Se la Conferenza ha finito il suo lavoro – in realtà è ancora previsto un evento in autunno per chi vi ha partecipato, per fare una sorta di bilancio – quello che il 9 maggio è avvenuto a Strasburgo non è stato un atto conclusivo, ma un semplice passaggio del testimone. Ora la politica deve fare il suo mestiere. La presidente Von der Leyen ha anticipato che nel suo discorso sullo Stato dell’Unione a settembre annuncerà “le prime nuove proposte” che rispondono alle richieste dei cittadini. Anche Emmanuel Macron, per poche settimane ancora a guida della presidenza del Consiglio Ue, si è impegnato affinché nei prossimi Consigli si affrontino le proposte dei cittadini che “non necessitano di una riforma istituzionale”.

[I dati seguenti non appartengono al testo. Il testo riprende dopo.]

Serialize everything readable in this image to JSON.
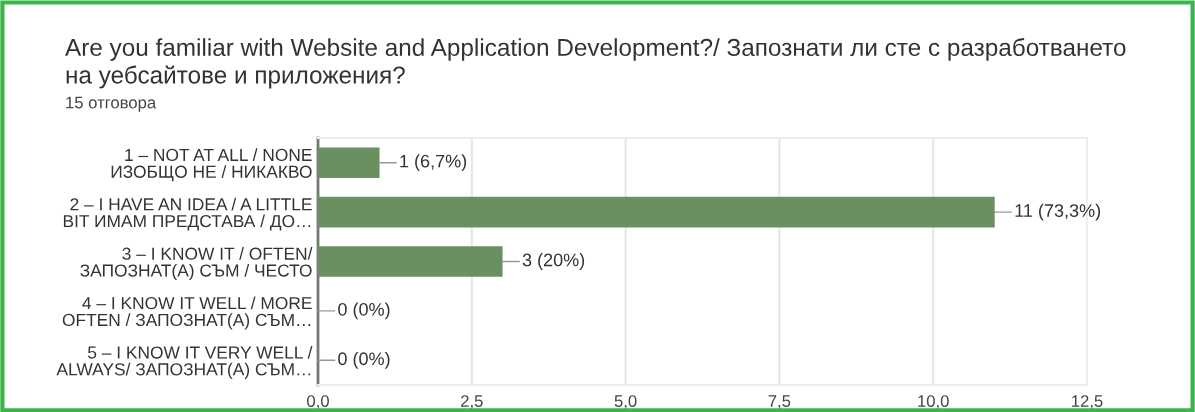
{
  "chart_data": {
    "type": "bar",
    "orientation": "horizontal",
    "title": "Are you familiar with Website and Application Development?/ Запознати ли сте с разработването\nна уебсайтове и приложения?",
    "subtitle": "15 отговора",
    "categories": [
      "1 – NOT AT ALL / NONE\nИЗОБЩО НЕ / НИКАКВО",
      "2 – I HAVE AN IDEA / A LITTLE\nBIT ИМАМ ПРЕДСТАВА / ДО…",
      "3 – I KNOW IT / OFTEN/\nЗАПОЗНАТ(А) СЪМ / ЧЕСТО",
      "4 – I KNOW IT WELL / MORE\nOFTEN / ЗАПОЗНАТ(А) СЪМ…",
      "5 – I KNOW IT VERY WELL /\nALWAYS/ ЗАПОЗНАТ(А) СЪМ…"
    ],
    "values": [
      1,
      11,
      3,
      0,
      0
    ],
    "value_labels": [
      "1 (6,7%)",
      "11 (73,3%)",
      "3 (20%)",
      "0 (0%)",
      "0 (0%)"
    ],
    "color": "#6a8f61",
    "xlim": [
      0,
      12.5
    ],
    "xticks": [
      {
        "value": 0,
        "label": "0,0"
      },
      {
        "value": 2.5,
        "label": "2,5"
      },
      {
        "value": 5,
        "label": "5,0"
      },
      {
        "value": 7.5,
        "label": "7,5"
      },
      {
        "value": 10,
        "label": "10,0"
      },
      {
        "value": 12.5,
        "label": "12,5"
      }
    ],
    "grid": "x"
  }
}
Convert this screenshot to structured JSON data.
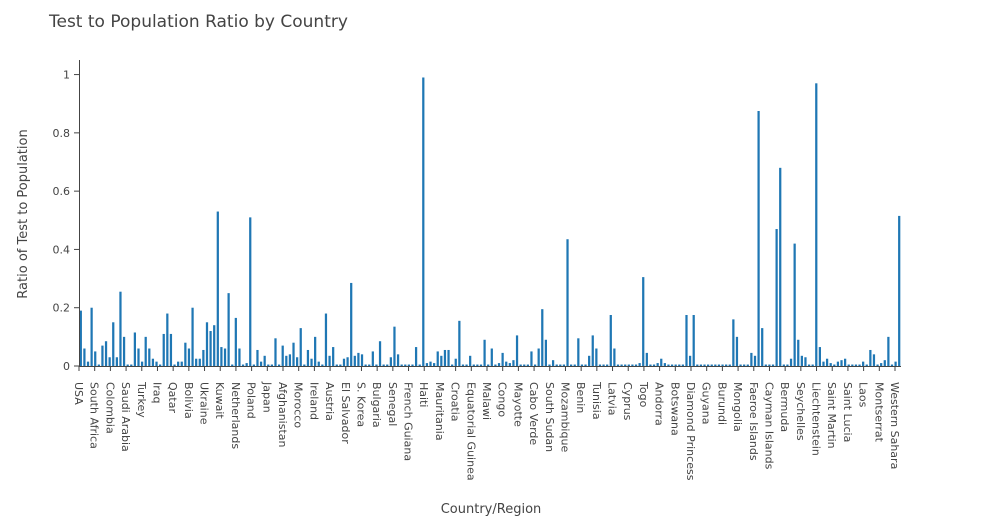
{
  "chart_data": {
    "type": "bar",
    "title": "Test to Population Ratio by Country",
    "xlabel": "Country/Region",
    "ylabel": "Ratio of Test to Population",
    "ylim": [
      0,
      1.05
    ],
    "yticks": [
      0,
      0.2,
      0.4,
      0.6,
      0.8,
      1
    ],
    "ytick_labels": [
      "0",
      "0.2",
      "0.4",
      "0.6",
      "0.8",
      "1"
    ],
    "bar_color": "#1f77b4",
    "grid": false,
    "legend": "none",
    "tick_labels": [
      "USA",
      "South Africa",
      "Colombia",
      "Saudi Arabia",
      "Turkey",
      "Iraq",
      "Qatar",
      "Bolivia",
      "Ukraine",
      "Kuwait",
      "Netherlands",
      "Poland",
      "Japan",
      "Afghanistan",
      "Morocco",
      "Ireland",
      "Austria",
      "El Salvador",
      "S. Korea",
      "Bulgaria",
      "Senegal",
      "French Guiana",
      "Haiti",
      "Mauritania",
      "Croatia",
      "Equatorial Guinea",
      "Malawi",
      "Congo",
      "Mayotte",
      "Cabo Verde",
      "South Sudan",
      "Mozambique",
      "Benin",
      "Tunisia",
      "Latvia",
      "Cyprus",
      "Togo",
      "Andorra",
      "Botswana",
      "Diamond Princess",
      "Guyana",
      "Burundi",
      "Mongolia",
      "Faeroe Islands",
      "Cayman Islands",
      "Bermuda",
      "Seychelles",
      "Liechtenstein",
      "Saint Martin",
      "Saint Lucia",
      "Laos",
      "Montserrat",
      "Western Sahara"
    ],
    "values": [
      0.19,
      0.06,
      0.015,
      0.2,
      0.05,
      0.005,
      0.07,
      0.085,
      0.03,
      0.15,
      0.03,
      0.255,
      0.1,
      0.005,
      0.005,
      0.115,
      0.06,
      0.015,
      0.1,
      0.06,
      0.025,
      0.015,
      0.005,
      0.11,
      0.18,
      0.11,
      0.005,
      0.015,
      0.015,
      0.08,
      0.06,
      0.2,
      0.025,
      0.025,
      0.055,
      0.15,
      0.12,
      0.14,
      0.53,
      0.065,
      0.06,
      0.25,
      0.005,
      0.165,
      0.06,
      0.005,
      0.01,
      0.51,
      0.005,
      0.055,
      0.015,
      0.035,
      0.005,
      0.005,
      0.095,
      0.005,
      0.07,
      0.035,
      0.04,
      0.08,
      0.03,
      0.13,
      0.005,
      0.055,
      0.025,
      0.1,
      0.015,
      0.005,
      0.18,
      0.035,
      0.065,
      0.005,
      0.005,
      0.025,
      0.03,
      0.285,
      0.035,
      0.045,
      0.04,
      0.005,
      0.005,
      0.05,
      0.005,
      0.085,
      0.005,
      0.005,
      0.03,
      0.135,
      0.04,
      0.005,
      0.005,
      0.005,
      0.005,
      0.065,
      0.005,
      0.99,
      0.01,
      0.015,
      0.01,
      0.05,
      0.035,
      0.055,
      0.055,
      0.005,
      0.025,
      0.155,
      0.005,
      0.005,
      0.035,
      0.005,
      0.005,
      0.005,
      0.09,
      0.005,
      0.06,
      0.005,
      0.01,
      0.045,
      0.015,
      0.01,
      0.02,
      0.105,
      0.005,
      0.005,
      0.005,
      0.05,
      0.005,
      0.06,
      0.195,
      0.09,
      0.005,
      0.02,
      0.005,
      0.005,
      0.005,
      0.435,
      0.005,
      0.005,
      0.095,
      0.005,
      0.005,
      0.035,
      0.105,
      0.06,
      0.005,
      0.005,
      0.005,
      0.175,
      0.06,
      0.005,
      0.005,
      0.005,
      0.005,
      0.005,
      0.005,
      0.01,
      0.305,
      0.045,
      0.005,
      0.005,
      0.01,
      0.025,
      0.01,
      0.005,
      0.005,
      0.005,
      0.005,
      0.005,
      0.175,
      0.035,
      0.175,
      0.005,
      0.005,
      0.005,
      0.005,
      0.005,
      0.005,
      0.005,
      0.005,
      0.005,
      0.005,
      0.16,
      0.1,
      0.005,
      0.005,
      0.005,
      0.045,
      0.035,
      0.875,
      0.13,
      0.005,
      0.005,
      0.005,
      0.47,
      0.68,
      0.005,
      0.005,
      0.025,
      0.42,
      0.09,
      0.035,
      0.03,
      0.005,
      0.005,
      0.97,
      0.065,
      0.015,
      0.025,
      0.01,
      0.005,
      0.015,
      0.02,
      0.025,
      0.005,
      0.005,
      0.005,
      0.005,
      0.015,
      0.005,
      0.055,
      0.04,
      0.005,
      0.01,
      0.02,
      0.1,
      0.005,
      0.015,
      0.515
    ]
  }
}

Nel rapporto conclusivo, ci sono però alcune richieste che vanno oltre l’attuale architettura dell’Ue: una in particolare, che tanto limita la velocità del cammino dell’Unione, è quella del superamento dell’unanimità in sede di Consiglio europeo su temi come la politica estera. Macron ha anche prospettato un disegno dell’Ue dalle “differenziazioni aperte”, di Paesi che viaggiano a “velocità diverse” in modo strutturalmente possibile nell’Ue. A sentire Roberta Metsola, Ursula von der Leyen e Emmanuel Macron, la revisione dei Trattati appare scelta quasi scontata nei prossimi mesi. Nella realtà dei fatti è tutto da vedere. Le esperienze passate di Convenzioni e revisioni non sono incoraggianti e a livello di governi il consenso non pare essere meta facilmente raggiungibile sulle materie fondamentali.
Con forse troppo entusiasmo, la commissaria Suica ha affermato che “la democrazia europea fa più rumore delle bombe di Putin”: nell’emiciclo a Strasburgo, dove in tanti punti c’erano simboli blu e gialli, in realtà l’ombra della guerra è tornata in tanti discorsi e ha contenuto l’entusiasmo. Sulla Piazza Rossa invece non sono riecheggiate parole democratiche. Per far cadere le bombe ci vuole un ordine impartito da una voce prepotente. Per far crescere la democrazia, ci va la perseveranza e la pazienza di un popolo.